President Obama is Having Lunch with Mitt Romney Tomorrow

When did they stop putting Foie Gras and Crème Fraîche in these things?!

Oh, good gracious. We imagine this will be like having lunch with the jerkoff from high school whose mom plays Bridge with your mom, so now you’re obligated to eat with this guy so you can hear all about his sensational plans to travel/go to cooking school/open up a hot dog stand at the baseball stadium or whatever, now that he’s unemployed. You can’t make anyone any promises, but sure, yeah, you’ll see if there are any openings at your company — perhaps in the research lab testing Styrofoam and pantyhose. No, not really, but what can you do?

But just which Mitt Romney will show up to this super friendly, not at all weird and awkward lunch had between two people who think about the country and its inhabitants in totally different ways — one wanting the best for Americans — the other wanting half the nation to stop bringing down the property values of his various mansions across the country.

Will we see gaffe-noodle brained Willard who’ll no doubt stick his foot in his mouth at some point during the meeting where he’ll make an awful joke about birth certificates and wanting to see Obama’s “Joy Book” lady binders? Or will the aggressive business tycoon come out, you know the one, the jerkish, mawkish dickwad who wanted to run roughshod over everyone in the room, and went into full-on bull-headed asshole mode during several debates and also while making asinine comments to donors for why he lost the presidency?

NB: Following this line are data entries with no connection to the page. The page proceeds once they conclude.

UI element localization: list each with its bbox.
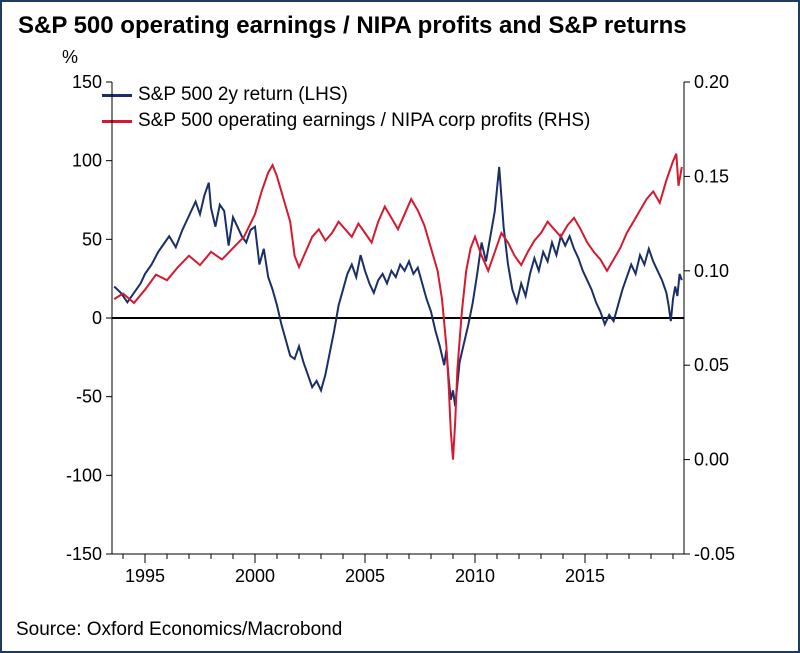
plot-svg: -150 -100 -50 0 50 100 150 -0.05 0.00 0.05 0.10 0.1…: [64, 74, 740, 594]
svg-text:0.15: 0.15: [694, 166, 729, 186]
svg-text:0.00: 0.00: [694, 450, 729, 470]
plot-area: -150 -100 -50 0 50 100 150 -0.05 0.00 0.05 0.10 0.1…: [64, 74, 740, 594]
svg-text:2005: 2005: [345, 566, 385, 586]
y-unit-label: %: [62, 47, 78, 68]
svg-text:-100: -100: [66, 465, 102, 485]
svg-text:-0.05: -0.05: [694, 544, 735, 564]
svg-text:2010: 2010: [455, 566, 495, 586]
series-blue: [114, 167, 682, 406]
chart-frame: S&P 500 operating earnings / NIPA profit…: [0, 0, 800, 653]
svg-text:0.20: 0.20: [694, 74, 729, 92]
chart-title: S&P 500 operating earnings / NIPA profit…: [18, 12, 687, 40]
svg-text:-150: -150: [66, 544, 102, 564]
svg-text:0.10: 0.10: [694, 261, 729, 281]
svg-text:0: 0: [92, 308, 102, 328]
svg-text:150: 150: [72, 74, 102, 92]
svg-text:1995: 1995: [125, 566, 165, 586]
svg-text:50: 50: [82, 229, 102, 249]
series-red: [114, 154, 682, 460]
svg-text:-50: -50: [76, 387, 102, 407]
svg-text:2015: 2015: [565, 566, 605, 586]
svg-text:2000: 2000: [235, 566, 275, 586]
svg-text:0.05: 0.05: [694, 355, 729, 375]
source-text: Source: Oxford Economics/Macrobond: [16, 619, 342, 641]
svg-text:100: 100: [72, 151, 102, 171]
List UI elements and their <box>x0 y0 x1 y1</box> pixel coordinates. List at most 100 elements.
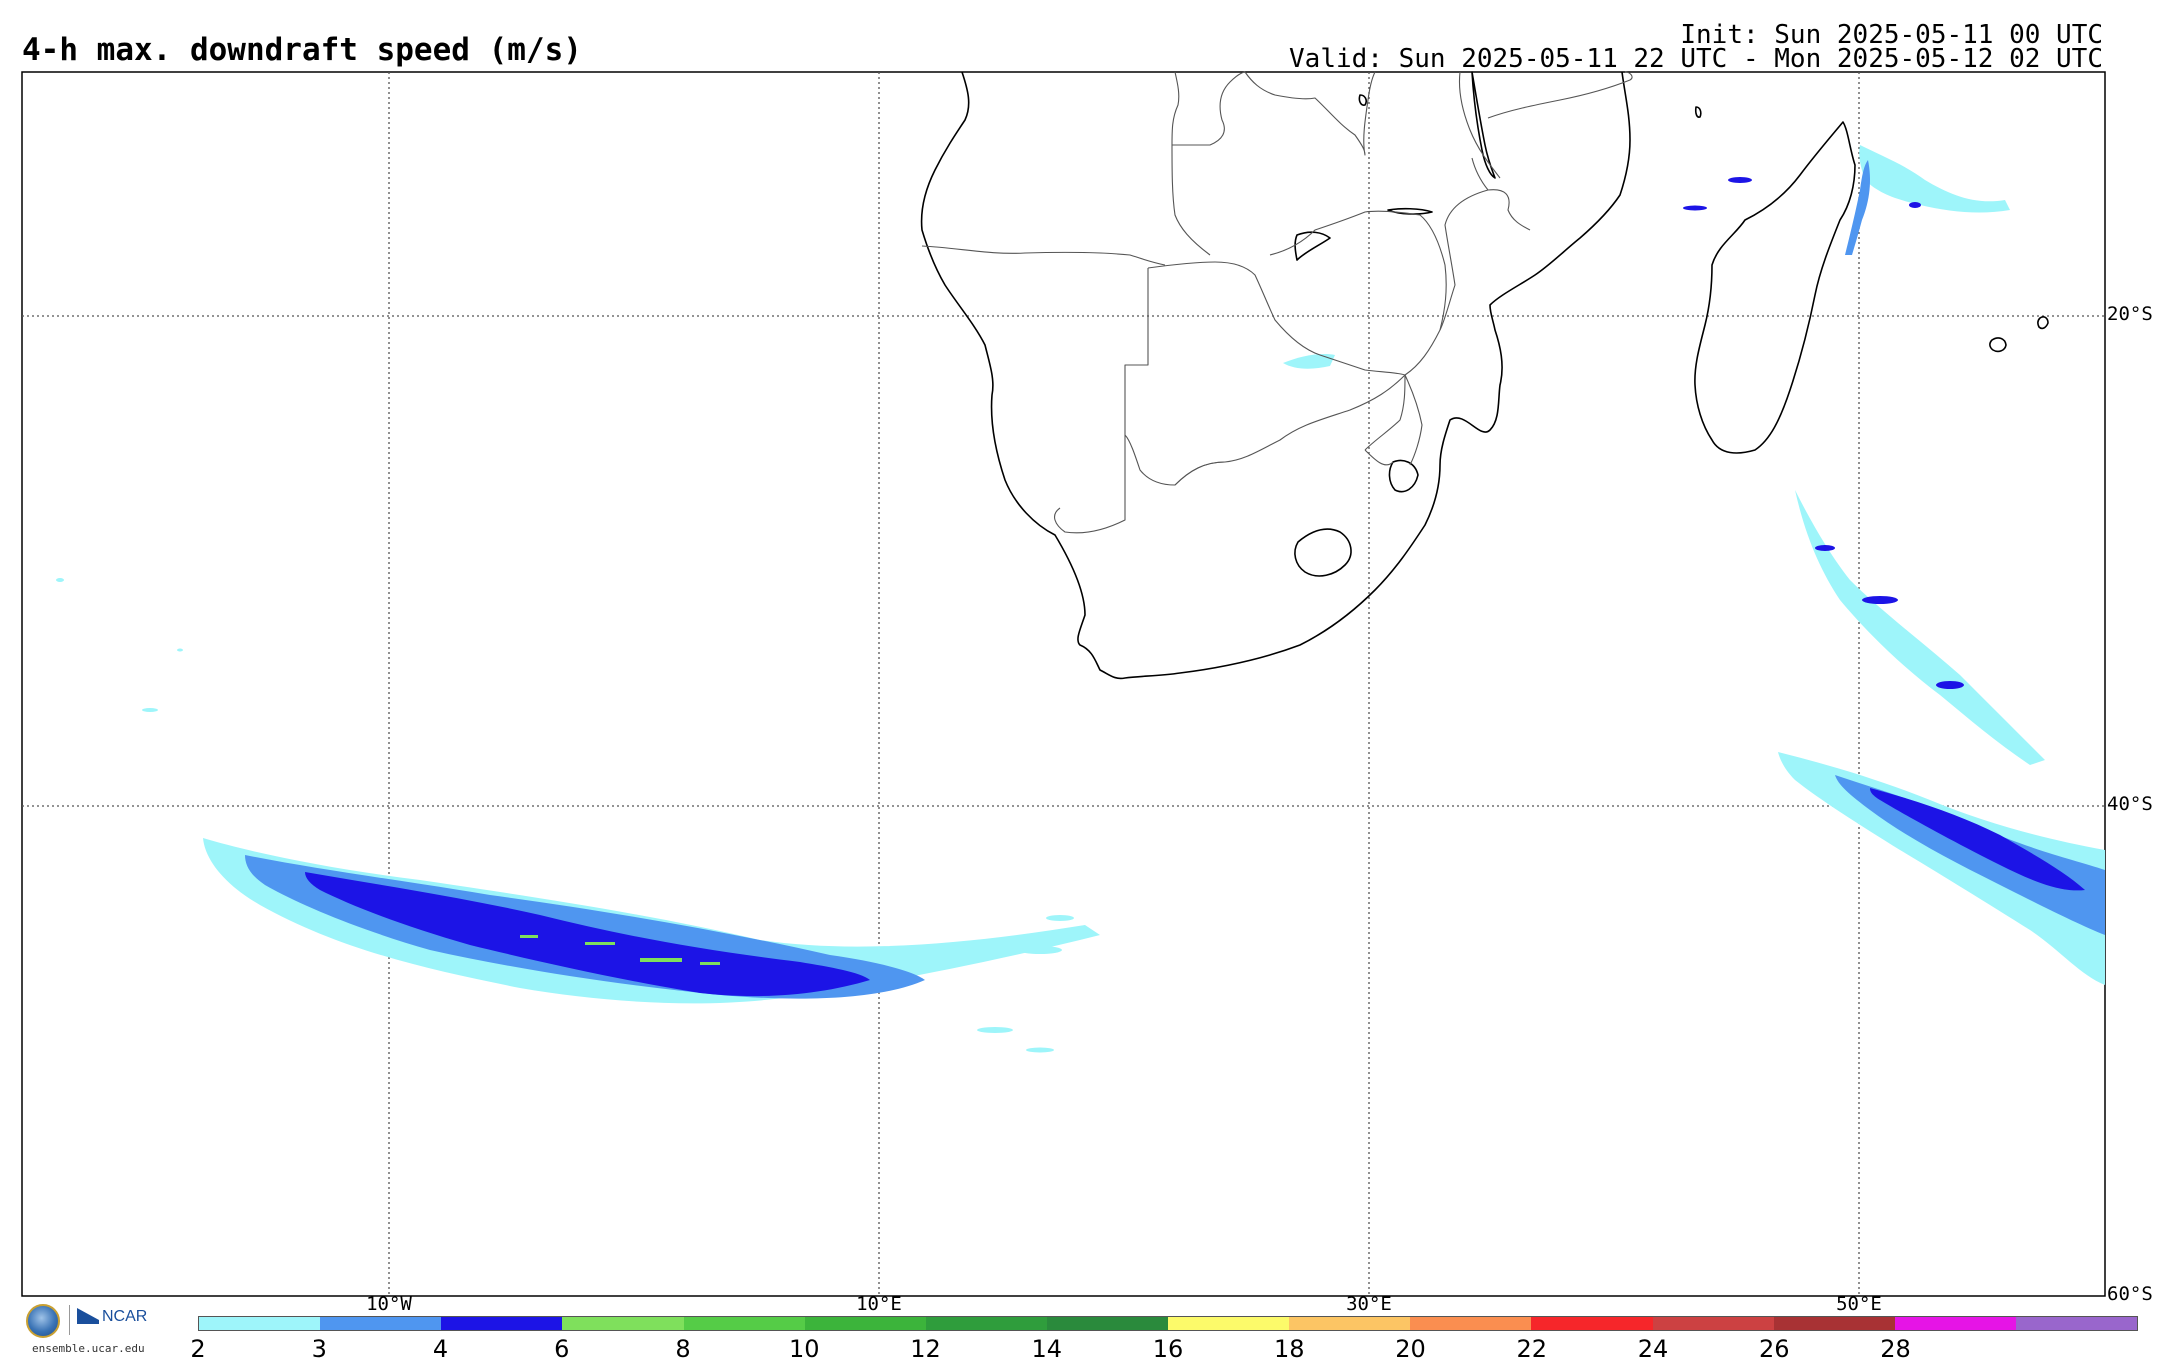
colorbar <box>198 1316 2138 1331</box>
ncar-logo-icon <box>77 1308 99 1324</box>
colorbar-tick-label: 6 <box>554 1335 570 1363</box>
colorbar-tick-label: 16 <box>1152 1335 1184 1363</box>
colorbar-tick-label: 2 <box>190 1335 206 1363</box>
shade-4-indian <box>1870 788 2085 891</box>
mozambique-border <box>1404 189 1531 466</box>
valid-time: Valid: Sun 2025-05-11 22 UTC - Mon 2025-… <box>1289 44 2103 74</box>
shade-6-atlantic-cell <box>520 935 538 938</box>
shade-4-speck <box>1728 177 1752 183</box>
shade-2-atlantic-specks <box>56 578 1074 1053</box>
tanzania-border <box>1487 71 1633 119</box>
shade-4-indian-north <box>1815 545 1964 689</box>
lat-label-20s: 20°S <box>2107 303 2153 325</box>
shade-4-speck <box>1683 205 1707 211</box>
shade-2-botswana <box>1283 353 1335 369</box>
colorbar-segment <box>1410 1317 1532 1330</box>
lon-label-10e: 10°E <box>856 1293 902 1315</box>
colorbar-segment <box>1894 1317 2016 1330</box>
zambia-border <box>1172 71 1246 146</box>
colorbar-tick-label: 18 <box>1273 1335 1305 1363</box>
init-time: Init: Sun 2025-05-11 00 UTC <box>1680 20 2103 50</box>
shade-2-indian <box>1778 752 2105 985</box>
colorbar-segment <box>562 1317 684 1330</box>
shade-2-speck <box>1026 1047 1054 1053</box>
map-title: 4-h max. downdraft speed (m/s) <box>22 32 582 68</box>
logo-separator <box>69 1305 70 1335</box>
africa-coast <box>920 71 1631 680</box>
graticule <box>22 72 2105 1296</box>
colorbar-tick-label: 22 <box>1516 1335 1548 1363</box>
shade-4-speck <box>1862 596 1898 604</box>
colorbar-tick-label: 26 <box>1758 1335 1790 1363</box>
shade-2-speck <box>142 708 158 712</box>
downdraft-botswana <box>1283 353 1335 369</box>
shade-4-speck <box>1909 202 1921 208</box>
colorbar-tick-label: 12 <box>910 1335 941 1363</box>
drc-border <box>1244 71 1376 156</box>
comoros-island <box>1694 106 1702 118</box>
shade-6-atlantic-cell <box>700 962 720 965</box>
namibia-border <box>1054 268 1149 534</box>
colorbar-tick-label: 8 <box>675 1335 691 1363</box>
lon-label-50e: 50°E <box>1836 1293 1882 1315</box>
shade-2-madagascar <box>1859 145 2010 213</box>
colorbar-tick-label: 14 <box>1031 1335 1063 1363</box>
colorbar-segment <box>1531 1317 1653 1330</box>
eswatini-border <box>1388 459 1419 493</box>
shade-4-speck <box>1815 545 1835 551</box>
colorbar-segment <box>441 1317 563 1330</box>
lesotho-border <box>1294 528 1352 577</box>
colorbar-segment <box>1168 1317 1290 1330</box>
nsf-logo <box>26 1304 60 1338</box>
downdraft-madagascar <box>1683 145 2010 255</box>
colorbar-tick-label: 20 <box>1395 1335 1426 1363</box>
south-africa-border <box>1174 374 1406 486</box>
colorbar-segment <box>804 1317 926 1330</box>
colorbar-segment <box>925 1317 1047 1330</box>
shade-2-speck <box>177 648 183 652</box>
ensemble-url: ensemble.ucar.edu <box>32 1342 145 1355</box>
downdraft-south-atlantic <box>56 578 1100 1053</box>
shade-6-atlantic <box>520 935 720 965</box>
shade-2-speck <box>1046 915 1074 921</box>
colorbar-segment <box>1652 1317 1774 1330</box>
shade-3-madagascar <box>1845 160 1870 255</box>
colorbar-tick-label: 4 <box>432 1335 449 1363</box>
shade-4-speck <box>1936 681 1964 689</box>
colorbar-segment <box>199 1317 321 1330</box>
ncar-logo: NCAR <box>102 1308 148 1325</box>
map-frame <box>21 71 2106 1297</box>
colorbar-segment <box>1046 1317 1168 1330</box>
shade-6-atlantic-cell <box>640 958 682 962</box>
lake-tanganyika-south <box>1358 94 1367 106</box>
colorbar-segment <box>320 1317 442 1330</box>
lon-label-10w: 10°W <box>366 1293 412 1315</box>
malawi-border <box>1458 71 1501 191</box>
shade-3-indian <box>1835 775 2105 935</box>
colorbar-tick-label: 24 <box>1637 1335 1669 1363</box>
colorbar-segment <box>2015 1317 2137 1330</box>
colorbar-tick-label: 28 <box>1880 1335 1911 1363</box>
shade-2-speck <box>977 1027 1013 1033</box>
mauritius-island <box>2037 316 2049 330</box>
lat-label-60s: 60°S <box>2107 1283 2153 1305</box>
colorbar-segment <box>1289 1317 1411 1330</box>
angola-border <box>921 245 1166 266</box>
shade-4-atlantic <box>305 872 870 997</box>
lake-cahora-bassa <box>1387 207 1433 215</box>
shade-4-madagascar <box>1683 177 1921 211</box>
colorbar-segment <box>683 1317 805 1330</box>
lake-kariba <box>1294 231 1331 261</box>
coastlines <box>920 71 2049 680</box>
country-borders <box>921 71 1633 534</box>
logo-block: NCAR ensemble.ucar.edu <box>22 1302 157 1355</box>
colorbar-tick-label: 3 <box>311 1335 327 1363</box>
shade-2-speck <box>1018 946 1062 954</box>
lon-label-30e: 30°E <box>1346 1293 1392 1315</box>
downdraft-indian-ocean <box>1778 490 2105 985</box>
shade-6-atlantic-cell <box>585 942 615 945</box>
colorbar-tick-label: 10 <box>788 1335 820 1363</box>
colorbar-segment <box>1773 1317 1895 1330</box>
shade-2-speck <box>56 578 64 582</box>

We’re thinking this guy will try and sneak into the Oval Office just to wipe his loser butt across Obama’s desk.

Perhaps though, the guy who will show up will be the one we’ve seen lately at a gas station, at Disneyland, and clinging to Ann on Thanksgiving day with his hair all askew, dressed in rodeo clown shirts from 1967, and looking all the man fit for making everyone around him blimey crazy if he doesn’t find something to do with himself. Even son, Josh Romney, or as we refer to him “Son of the Green Goblin” is probably saying, “Holy shit, Dad! You lost being president of the free world! It’s not like we’re poor. Get a hold of yourself.”

Is it even possible that Mitt Romney can be contrite enough to contain that thing that makes him him long enough to get through a lunch without launching into either smarmy platitudes, wild condescension, or unstoppable tears while screaming that he just wants to be PRESIDENT FOR JUST ONE MINUTE AND THEN HE SWEARS HE’LL GIVE IT RIGHT BACK! It’s possible we won’t know since the press won’t be privy to the goings on behind closed doors, but we’re sure there will be photos of the two men shaking hands and looking professional. Whether or not Romney can hold it together from then on remains to be seen. Folks on Twitter seem rather skeptical given his track record.

We’ll just say that we hope Romney can get his shit together for this meeting because really it could be a win-win for both. Obama’s been criticized for not interacting more with business leaders, and Romney, well, Romney’s been criticized for being a Borg-like, semi-humanoid who doesn’t give a damn about the middle class. So it would really be in his best interest to find some common ground with the POTUS and show himself to be willing to help bring all sides together, and for the love of God, not say anything stupid or ridiculous post-lunch like “Obama chews like a socialist!” Yes, yes, we know the latter is a long shot.